Now if we go and run /memory show, we should see our new memory being saved. So if we ask it, “what is my name”, it should be able to use the memory it has in order to answer the prompt. Bingo, it got it right. So that’s perfect.
Let’s take it a step further. It’s a good idea to get in the habit of creating a new gemini.md context file per project. Giving the agent general knowledge on the technologies you are using, an overview of the structure of your project, and where certain files tend to go can really help it work more efficiently. Guiding the agent with context will help steer it down the right path without it needing to explore your code or files every single time you start a new session.
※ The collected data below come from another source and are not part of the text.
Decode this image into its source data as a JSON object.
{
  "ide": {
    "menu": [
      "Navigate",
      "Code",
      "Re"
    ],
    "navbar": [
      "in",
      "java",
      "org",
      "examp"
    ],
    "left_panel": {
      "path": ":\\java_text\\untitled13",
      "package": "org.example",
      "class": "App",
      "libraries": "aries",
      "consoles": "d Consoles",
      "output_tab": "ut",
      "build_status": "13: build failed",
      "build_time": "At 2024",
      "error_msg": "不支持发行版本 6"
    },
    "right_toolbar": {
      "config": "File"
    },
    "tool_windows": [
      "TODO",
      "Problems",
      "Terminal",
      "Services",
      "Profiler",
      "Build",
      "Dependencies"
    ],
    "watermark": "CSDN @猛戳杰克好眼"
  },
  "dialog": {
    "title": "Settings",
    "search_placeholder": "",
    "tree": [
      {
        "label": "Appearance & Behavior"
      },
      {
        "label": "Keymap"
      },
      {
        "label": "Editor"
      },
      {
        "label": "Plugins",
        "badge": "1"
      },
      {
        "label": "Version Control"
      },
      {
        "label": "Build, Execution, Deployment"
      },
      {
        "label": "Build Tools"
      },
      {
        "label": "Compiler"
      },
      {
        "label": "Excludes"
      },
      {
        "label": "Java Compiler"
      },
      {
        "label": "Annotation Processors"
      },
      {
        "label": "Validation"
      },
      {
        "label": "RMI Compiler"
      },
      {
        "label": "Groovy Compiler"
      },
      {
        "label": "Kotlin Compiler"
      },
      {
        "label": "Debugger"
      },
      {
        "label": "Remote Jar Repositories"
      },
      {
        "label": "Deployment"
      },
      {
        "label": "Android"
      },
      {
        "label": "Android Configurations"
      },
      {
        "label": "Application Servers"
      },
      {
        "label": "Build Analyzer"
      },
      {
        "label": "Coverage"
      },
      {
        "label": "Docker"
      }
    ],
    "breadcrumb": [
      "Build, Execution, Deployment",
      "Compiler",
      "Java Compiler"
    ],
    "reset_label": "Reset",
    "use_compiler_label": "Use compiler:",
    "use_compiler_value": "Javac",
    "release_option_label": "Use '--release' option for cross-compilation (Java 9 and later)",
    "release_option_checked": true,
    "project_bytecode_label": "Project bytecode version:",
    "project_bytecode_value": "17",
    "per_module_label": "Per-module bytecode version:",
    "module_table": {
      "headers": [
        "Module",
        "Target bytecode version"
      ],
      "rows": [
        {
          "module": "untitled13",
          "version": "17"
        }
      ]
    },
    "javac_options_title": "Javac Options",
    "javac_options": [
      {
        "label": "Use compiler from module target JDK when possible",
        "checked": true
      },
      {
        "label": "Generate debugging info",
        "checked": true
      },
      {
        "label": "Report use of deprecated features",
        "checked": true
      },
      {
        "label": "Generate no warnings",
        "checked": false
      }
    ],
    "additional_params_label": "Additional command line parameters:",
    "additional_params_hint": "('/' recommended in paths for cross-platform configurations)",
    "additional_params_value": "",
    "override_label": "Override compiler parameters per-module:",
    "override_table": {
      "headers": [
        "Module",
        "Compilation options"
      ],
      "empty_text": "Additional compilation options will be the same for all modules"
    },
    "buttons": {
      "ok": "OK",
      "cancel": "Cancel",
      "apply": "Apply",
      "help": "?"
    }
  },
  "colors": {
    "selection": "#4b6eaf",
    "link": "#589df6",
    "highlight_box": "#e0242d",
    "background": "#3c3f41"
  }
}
Luckily, there’s a built-in command to help you quickly create a good starting context file for any existing project: /init. It will go through, read in different key files. You can see for our project, it’s reading our package.json. It’s going to start to look at the dependencies, it’s also going to go through some of the key files such as our index as well as our different data.
You’ll see that Gemini CLI is now wanting to create the gemini.md file, detailing the project structure and technologies we are using. Our website is using React and Vite. It’s going to go through the tech stack, folder organization, and store all of these in the context file. And once again, you can do ctrl-s to expand the output and see the exact details of what it’s storing.
Let’s go ahead and create our gemini.md file. I’m going to look through this in detail as I’m still getting caught up on how the website is built. You’ll see key details like getting started, prerequisites for the project. It also covers key commands like how to npm install, how to run the development server, or even build the project for production.
Now if we start a new session, if we run /memory show, we can actually see that our contents of our gemini.md file are being loaded into memory.
So now we’ve covered context and how to load context from our existing project with gemini.md. In the next lesson, we’ll focus on how we can load external context through model context protocol or MCP.